While Bujalski is interested in the vagaries of oral communication, in Marin Blue, Matthew Hysell surrounds his characters with a puzzling silence that alludes to a traumatic past. In the perplexing void of Los Angeles ’s suburban architecture, the ruins of real estate speculation, they seek out temporary housing, and wait for their memories to return. The Exploding Girl by Bradley Rust Gray is another quietly staged emotional drama. During their summer vacation, Ivy and Al discover that a shift from “best friends” to lovers may be on the cards. It is, however, precisely their familiarity that now represents a barrier between them. One of the film´s co-producers is So Yong Kim, whose own directorial work Treeless Mountain was, in turn, co-produced by Bradley Rust Gray. Kim’s film tells the story of two sisters who, at a very early age, are confronted with a world that they do not understand and in which they are not welcome.


Unlike Kim’s directing debut In Between Days, which was shown at the Forum three years ago, Treeless Mountain was made in South Korea, and thus forms one of a whole series of films in this year’s program from a country that, following a period of prosperity, is now facing harder times. Whether elegant, like My Dear Enemy by Lee Yoon-Ki with the excellent lead actress Jeon Do-Yeon, subtle and existential, such as the debuts Members of the Funeral by Baek Seung-bin, and The Day After by Lee Suk-Gyung, a world premiere, or sparse and silent like Land of Scarecrows by Roh Gyeong-Tae: Korean cinema, which many sceptics have already seen as entering a crisis, pulls out all the stops in these films, emerging as a highly sensitive barometer for the longings that continue to lurk in the shadows, even when everything seems to be doing fine.

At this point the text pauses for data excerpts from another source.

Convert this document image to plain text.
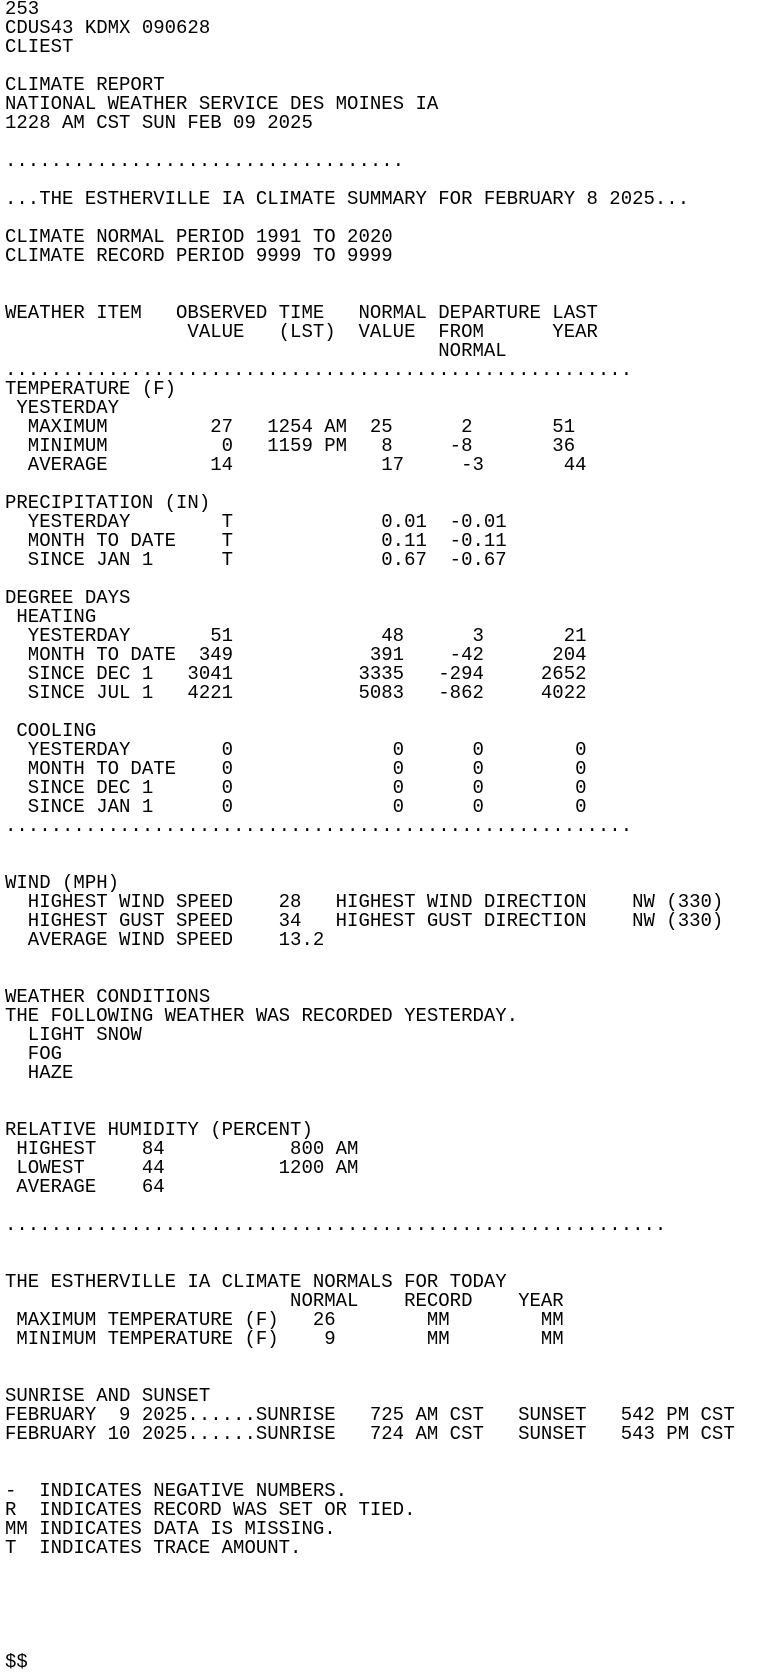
253
CDUS43 KDMX 090628
CLIEST
CLIMATE REPORT
NATIONAL WEATHER SERVICE DES MOINES IA
1228 AM CST SUN FEB 09 2025
...................................
...THE ESTHERVILLE IA CLIMATE SUMMARY FOR FEBRUARY 8 2025...
CLIMATE NORMAL PERIOD 1991 TO 2020
CLIMATE RECORD PERIOD 9999 TO 9999
WEATHER ITEM   OBSERVED TIME   NORMAL DEPARTURE LAST
VALUE   (LST)  VALUE  FROM      YEAR
NORMAL
.......................................................
TEMPERATURE (F)
YESTERDAY
MAXIMUM         27   1254 AM  25      2       51
MINIMUM          0   1159 PM   8     -8       36
AVERAGE         14             17     -3       44
PRECIPITATION (IN)
YESTERDAY        T             0.01  -0.01
MONTH TO DATE    T             0.11  -0.11
SINCE JAN 1      T             0.67  -0.67
DEGREE DAYS
HEATING
YESTERDAY       51             48      3       21
MONTH TO DATE  349            391    -42      204
SINCE DEC 1   3041           3335   -294     2652
SINCE JUL 1   4221           5083   -862     4022
COOLING
YESTERDAY        0              0      0        0
MONTH TO DATE    0              0      0        0
SINCE DEC 1      0              0      0        0
SINCE JAN 1      0              0      0        0
.......................................................
WIND (MPH)
HIGHEST WIND SPEED    28   HIGHEST WIND DIRECTION    NW (330)
HIGHEST GUST SPEED    34   HIGHEST GUST DIRECTION    NW (330)
AVERAGE WIND SPEED    13.2
WEATHER CONDITIONS
THE FOLLOWING WEATHER WAS RECORDED YESTERDAY.
LIGHT SNOW
FOG
HAZE
RELATIVE HUMIDITY (PERCENT)
HIGHEST    84           800 AM
LOWEST     44          1200 AM
AVERAGE    64
..........................................................
THE ESTHERVILLE IA CLIMATE NORMALS FOR TODAY
NORMAL    RECORD    YEAR
MAXIMUM TEMPERATURE (F)   26        MM        MM
MINIMUM TEMPERATURE (F)    9        MM        MM
SUNRISE AND SUNSET
FEBRUARY  9 2025......SUNRISE   725 AM CST   SUNSET   542 PM CST
FEBRUARY 10 2025......SUNRISE   724 AM CST   SUNSET   543 PM CST
-  INDICATES NEGATIVE NUMBERS.
R  INDICATES RECORD WAS SET OR TIED.
MM INDICATES DATA IS MISSING.
T  INDICATES TRACE AMOUNT.
$$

Among this year’s narratively urgent and stylistically mature debut films is Kan door huid heen (Can Go Through Skin), a psychological portrait of a young woman who, following two personal catastrophes, stubbornly attempts to deal with them on her own. Equally remarkable yet entirely different is Eugenie Jansen’s Calimucho. For an entire season the director travelled with a circus through the small towns of the Dutch countryside, going on to stage a fictional story in which all the characters more or less play themselves in an atmosphere reminiscent of a fairy tale. The Dutch trio is completed by Sonja Wyss’ directorial debut Winterstilte (Winter Silence), which tells an archaic story of sexual awakening and religious mysticism in the director’s Swiss homeland.


Radu Jude’s feature film debut The Happiest Girl in the World, a Romanian-Dutch co-production, tells the story of Delia, a teenager who feels like she’s entered another world after winning a car. When she is expected to play the “happiest girl in the world” in a TV advertisement in return, the shoot quickly becomes a crash course on growing up in this painfully telling film, a comment as relentless as it is comic on the situation in post-Communist Romania .


The complete programme of the 39th Forum is soon to be announced.